Latar Belakang Keluarga

Ilyas Yakoub adalah putra ketiga dari empat bersaudara dari pasangan suami-isteri Haji Ya’kub – Siti Hajir, sejak kecil Ilyas Ya’kub belajar ilmu agama dengan kakeknya Syeikh Abdurrahman. Saat itu Bayang (daerah kelahirannya) masih merupakan sentra pendidikan Islam. Sebab sejak dahulu Bayang termasuk basis pengembangan Islam di Pantai Barat Sumatera berpusat di surau tua didirikan (awal 1666) oleh Syeikh Buyung Muda Puluikpuluik, salah seorang dari 6 ulama pengembang Islam di Indonesia seangkatan Syeikh Burhanuddin Ulakan Pariaman belajar dengan Syeikh Abdul Rauf Singkel di Aceh.

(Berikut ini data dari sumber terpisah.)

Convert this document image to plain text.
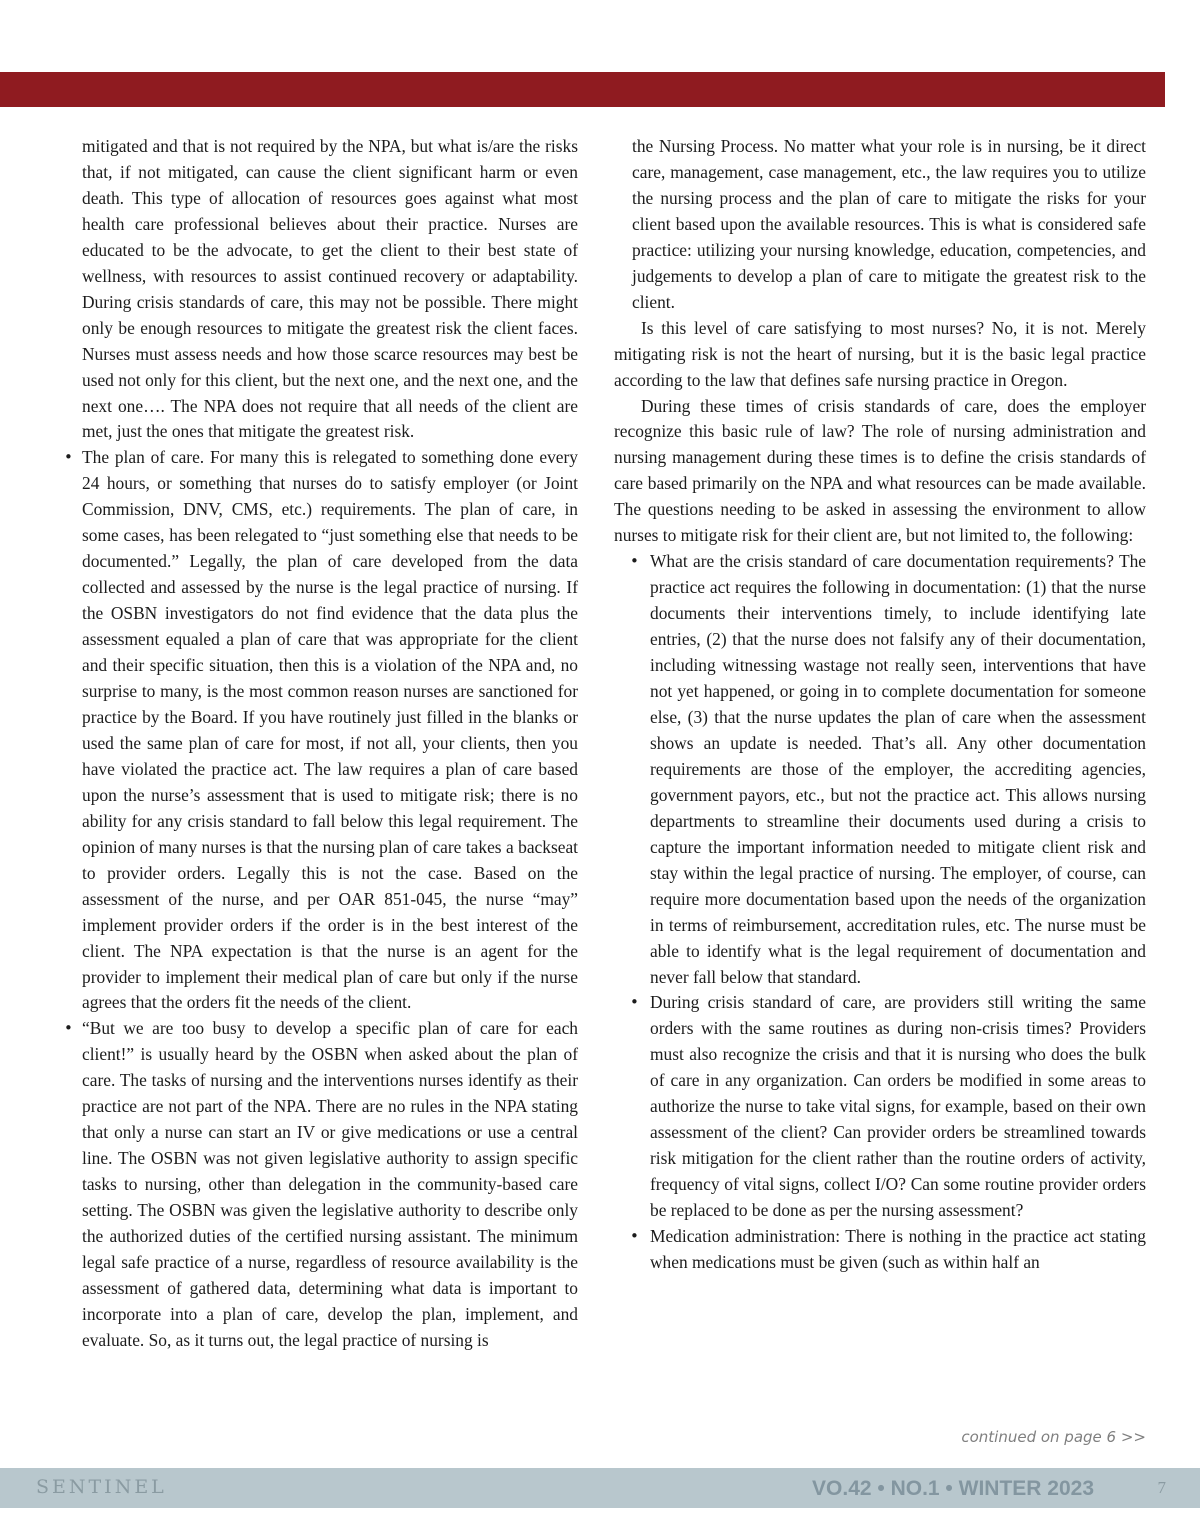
mitigated and that is not required by the NPA, but what is/are the risks that, if not mitigated, can cause the client significant harm or even death. This type of allocation of resources goes against what most health care professional believes about their practice. Nurses are educated to be the advocate, to get the client to their best state of wellness, with resources to assist continued recovery or adaptability. During crisis standards of care, this may not be possible. There might only be enough resources to mitigate the greatest risk the client faces. Nurses must assess needs and how those scarce resources may best be used not only for this client, but the next one, and the next one, and the next one…. The NPA does not require that all needs of the client are met, just the ones that mitigate the greatest risk.

• The plan of care. For many this is relegated to something done every 24 hours, or something that nurses do to satisfy employer (or Joint Commission, DNV, CMS, etc.) requirements. The plan of care, in some cases, has been relegated to “just something else that needs to be documented.” Legally, the plan of care developed from the data collected and assessed by the nurse is the legal practice of nursing. If the OSBN investigators do not find evidence that the data plus the assessment equaled a plan of care that was appropriate for the client and their specific situation, then this is a violation of the NPA and, no surprise to many, is the most common reason nurses are sanctioned for practice by the Board. If you have routinely just filled in the blanks or used the same plan of care for most, if not all, your clients, then you have violated the practice act. The law requires a plan of care based upon the nurse’s assessment that is used to mitigate risk; there is no ability for any crisis standard to fall below this legal requirement. The opinion of many nurses is that the nursing plan of care takes a backseat to provider orders. Legally this is not the case. Based on the assessment of the nurse, and per OAR 851-045, the nurse “may” implement provider orders if the order is in the best interest of the client. The NPA expectation is that the nurse is an agent for the provider to implement their medical plan of care but only if the nurse agrees that the orders fit the needs of the client.

• “But we are too busy to develop a specific plan of care for each client!” is usually heard by the OSBN when asked about the plan of care. The tasks of nursing and the interventions nurses identify as their practice are not part of the NPA. There are no rules in the NPA stating that only a nurse can start an IV or give medications or use a central line. The OSBN was not given legislative authority to assign specific tasks to nursing, other than delegation in the community-based care setting. The OSBN was given the legislative authority to describe only the authorized duties of the certified nursing assistant. The minimum legal safe practice of a nurse, regardless of resource availability is the assessment of gathered data, determining what data is important to incorporate into a plan of care, develop the plan, implement, and evaluate. So, as it turns out, the legal practice of nursing is

the Nursing Process. No matter what your role is in nursing, be it direct care, management, case management, etc., the law requires you to utilize the nursing process and the plan of care to mitigate the risks for your client based upon the available resources. This is what is considered safe practice: utilizing your nursing knowledge, education, competencies, and judgements to develop a plan of care to mitigate the greatest risk to the client.

Is this level of care satisfying to most nurses? No, it is not. Merely mitigating risk is not the heart of nursing, but it is the basic legal practice according to the law that defines safe nursing practice in Oregon.

During these times of crisis standards of care, does the employer recognize this basic rule of law? The role of nursing administration and nursing management during these times is to define the crisis standards of care based primarily on the NPA and what resources can be made available. The questions needing to be asked in assessing the environment to allow nurses to mitigate risk for their client are, but not limited to, the following:

• What are the crisis standard of care documentation requirements? The practice act requires the following in documentation: (1) that the nurse documents their interventions timely, to include identifying late entries, (2) that the nurse does not falsify any of their documentation, including witnessing wastage not really seen, interventions that have not yet happened, or going in to complete documentation for someone else, (3) that the nurse updates the plan of care when the assessment shows an update is needed. That’s all. Any other documentation requirements are those of the employer, the accrediting agencies, government payors, etc., but not the practice act. This allows nursing departments to streamline their documents used during a crisis to capture the important information needed to mitigate client risk and stay within the legal practice of nursing. The employer, of course, can require more documentation based upon the needs of the organization in terms of reimbursement, accreditation rules, etc. The nurse must be able to identify what is the legal requirement of documentation and never fall below that standard.

• During crisis standard of care, are providers still writing the same orders with the same routines as during non-crisis times? Providers must also recognize the crisis and that it is nursing who does the bulk of care in any organization. Can orders be modified in some areas to authorize the nurse to take vital signs, for example, based on their own assessment of the client? Can provider orders be streamlined towards risk mitigation for the client rather than the routine orders of activity, frequency of vital signs, collect I/O? Can some routine provider orders be replaced to be done as per the nursing assessment?

• Medication administration: There is nothing in the practice act stating when medications must be given (such as within half an

continued on page 6 >>
SENTINEL	VO.42 • NO.1 • WINTER 2023	7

Sa’at berkobarnya Perang Pauh (mulai 28 April 1666) surau ini juga menjadi basis perjuangan melawan Belanda.

Ayah Ilyas Ya’kub seorang pedagang kain dan hidup di lingkungan ulama, cukup memberi peluang dana dan motivasi bagi Ilyas Ya’kub untuk mengecap pendidikan lebih baik. Pertama ia mendapat pendidikan di Gouvernements Inlandsche School. Tamat sekolah ia bekerja sebagai juru tulis selama dua tahun (1917 – 1919) di perusahaan tambang batu bara Ombilin Sawahlunto Sijunjung. Ia keluar dari perusahaan itu sebagai protes terhadap pimpinan perusahaan asing yang imperialisme dan kolonialisme yang kasar terhadap kaum buruh pribumi.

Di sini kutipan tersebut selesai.